Attentato sotto casa di Sigfrido Ranucci. Un’esplosione nella notte, due auto in fiamme e la paura che si riaffaccia in un Paese dove fare giornalismo d’inchiesta può ancora costare la vita. Sigfrido Ranucci, conduttore di Report e volto storico del giornalismo investigativo italiano, ha denunciato un attentato dinamitardo contro di lui e la sua famiglia.
Due ordigni rudimentali hanno distrutto l’auto del giornalista e quella della figlia, parcheggiate davanti all’abitazione di Campo Ascolano, alle porte di Roma, nella serata del 16 ottobre.
La deflagrazione, racconta lo stesso Ranucci, è stata così potente da scuotere l’intero quartiere e da danneggiare anche la casa accanto. Solo il caso ha evitato la tragedia: la figlia del giornalista era passata da lì appena venti minuti prima.
“Sono in auto con la scorta dei carabinieri e sto andando a denunciare quanto accaduto”, ha dichiarato il conduttore all’ANSA. “Con tutte le minacce che riceviamo, non è semplice risalire alla matrice.”
Sull’episodio indaga la Direzione Distrettuale Antimafia di Roma, che procede per danneggiamento aggravato dal metodo mafioso. Gli inquirenti, coordinati dal pm Carlo Villani e dall’aggiunto Ilaria Calò, stanno raccogliendo le prime informative di Digos e carabinieri, intervenuti insieme ai vigili del fuoco e alla scientifica.
Ranucci, dieci anni sotto scorta e un clima di delegittimazione crescente
Non è la prima volta che il giornalista finisce nel mirino. Ranucci vive sotto scorta dal 2014, dopo le minacce di morte ricevute in seguito ad alcune inchieste legate a mafia e criminalità economica.
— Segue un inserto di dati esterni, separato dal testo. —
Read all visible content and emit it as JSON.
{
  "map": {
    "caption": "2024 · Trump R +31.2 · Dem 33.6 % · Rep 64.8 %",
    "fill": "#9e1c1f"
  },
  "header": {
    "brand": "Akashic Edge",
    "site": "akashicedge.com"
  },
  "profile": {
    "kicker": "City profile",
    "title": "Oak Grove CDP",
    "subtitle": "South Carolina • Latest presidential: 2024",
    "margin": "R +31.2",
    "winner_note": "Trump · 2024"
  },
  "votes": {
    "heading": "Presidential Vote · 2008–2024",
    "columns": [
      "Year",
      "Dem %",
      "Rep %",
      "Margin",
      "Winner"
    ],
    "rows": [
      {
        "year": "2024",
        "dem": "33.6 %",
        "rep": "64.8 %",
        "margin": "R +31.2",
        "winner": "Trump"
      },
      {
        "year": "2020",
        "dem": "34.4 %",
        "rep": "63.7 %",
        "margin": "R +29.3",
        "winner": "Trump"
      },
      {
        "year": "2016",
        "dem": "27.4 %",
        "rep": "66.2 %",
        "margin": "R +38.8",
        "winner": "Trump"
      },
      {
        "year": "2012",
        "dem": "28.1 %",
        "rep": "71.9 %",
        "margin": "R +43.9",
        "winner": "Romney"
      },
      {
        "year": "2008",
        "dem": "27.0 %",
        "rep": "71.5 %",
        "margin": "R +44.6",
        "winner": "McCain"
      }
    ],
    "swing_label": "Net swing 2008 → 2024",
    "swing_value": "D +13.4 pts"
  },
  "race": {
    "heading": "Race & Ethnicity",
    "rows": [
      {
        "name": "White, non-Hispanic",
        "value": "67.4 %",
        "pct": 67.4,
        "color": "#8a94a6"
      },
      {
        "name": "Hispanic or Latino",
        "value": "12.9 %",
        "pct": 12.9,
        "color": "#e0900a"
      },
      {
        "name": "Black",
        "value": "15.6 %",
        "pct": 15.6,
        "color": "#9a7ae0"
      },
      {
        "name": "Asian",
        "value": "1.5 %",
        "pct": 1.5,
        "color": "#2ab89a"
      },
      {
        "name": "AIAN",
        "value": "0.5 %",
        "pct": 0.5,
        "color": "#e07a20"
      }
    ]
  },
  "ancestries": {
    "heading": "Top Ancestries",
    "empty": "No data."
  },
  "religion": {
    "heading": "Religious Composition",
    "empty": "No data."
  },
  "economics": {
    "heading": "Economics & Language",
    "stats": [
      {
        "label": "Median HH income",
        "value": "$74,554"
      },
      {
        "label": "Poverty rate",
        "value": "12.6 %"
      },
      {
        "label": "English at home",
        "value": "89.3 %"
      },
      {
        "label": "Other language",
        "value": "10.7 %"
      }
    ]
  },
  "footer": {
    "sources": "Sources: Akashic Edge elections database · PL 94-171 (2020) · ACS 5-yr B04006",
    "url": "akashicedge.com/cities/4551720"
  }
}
Negli ultimi mesi aveva denunciato un “clima di isolamento e delegittimazione” e diversi episodi inquietanti: due proiettili P38 ritrovati davanti casa e pedinamenti di soggetti identificati dalla scorta.
La trasmissione Report, con un video pubblicato sui social, ha mostrato le immagini delle auto distrutte e sottolineato che l’esplosione “avrebbe potuto uccidere chi fosse passato in quel momento”.
Reazioni politiche: “Un attacco vile alla libertà di stampa”
L’attentato ha suscitato reazioni immediate e trasversali dal mondo politico.
Il ministro della Difesa Guido Crosetto ha parlato di “un gesto vile e inaccettabile, che colpisce la libertà stessa di informazione”.
La premier Giorgia Meloni ha espresso “piena solidarietà e ferma condanna per un grave atto intimidatorio”, ribadendo che “la libertà e l’indipendenza dell’informazione sono valori irrinunciabili della democrazia”.
Anche i vicepremier Matteo Salvini e Antonio Tajani hanno espresso solidarietà, definendo l’episodio “di una gravità inaudita”. Il ministro dell’Interno Matteo Piantedosi ha annunciato il rafforzamento delle misure di protezione per il giornalista e la sua famiglia, assicurando “il massimo impegno per individuare i responsabili”.
Dal fronte dell’opposizione, la segretaria del Partito Democratico Elly Schlein ha parlato di “attentato alla democrazia e alla libertà di informazione”, chiedendo “una reazione compatta delle istituzioni contro ogni intimidazione al giornalismo d’inchiesta”.
Anche la Rai ha espresso solidarietà attraverso una nota firmata dall’amministratore delegato Giampaolo Rossi, ribadendo che “l’essenza vitale della democrazia è la libertà informativa che la Rai garantisce e che i suoi giornalisti rappresentano”.
Un segnale d’allarme per la democrazia
L’attacco a Ranucci non è solo un fatto di cronaca. È un campanello d’allarme per la tenuta democratica del Paese, dove chi indaga su potere, criminalità e corruzione continua a essere bersaglio di minacce, querele e delegittimazioni.
Colpire un giornalista sotto scorta significa colpire la fiducia pubblica nella libertà di parola e nel diritto dei cittadini di conoscere la verità.
Finché non saranno chiariti i mandanti e la matrice, l’esplosione di Pomezia resta un monito inquietante su quanto sia fragile la libertà di informazione, anche nel cuore dell’Europa.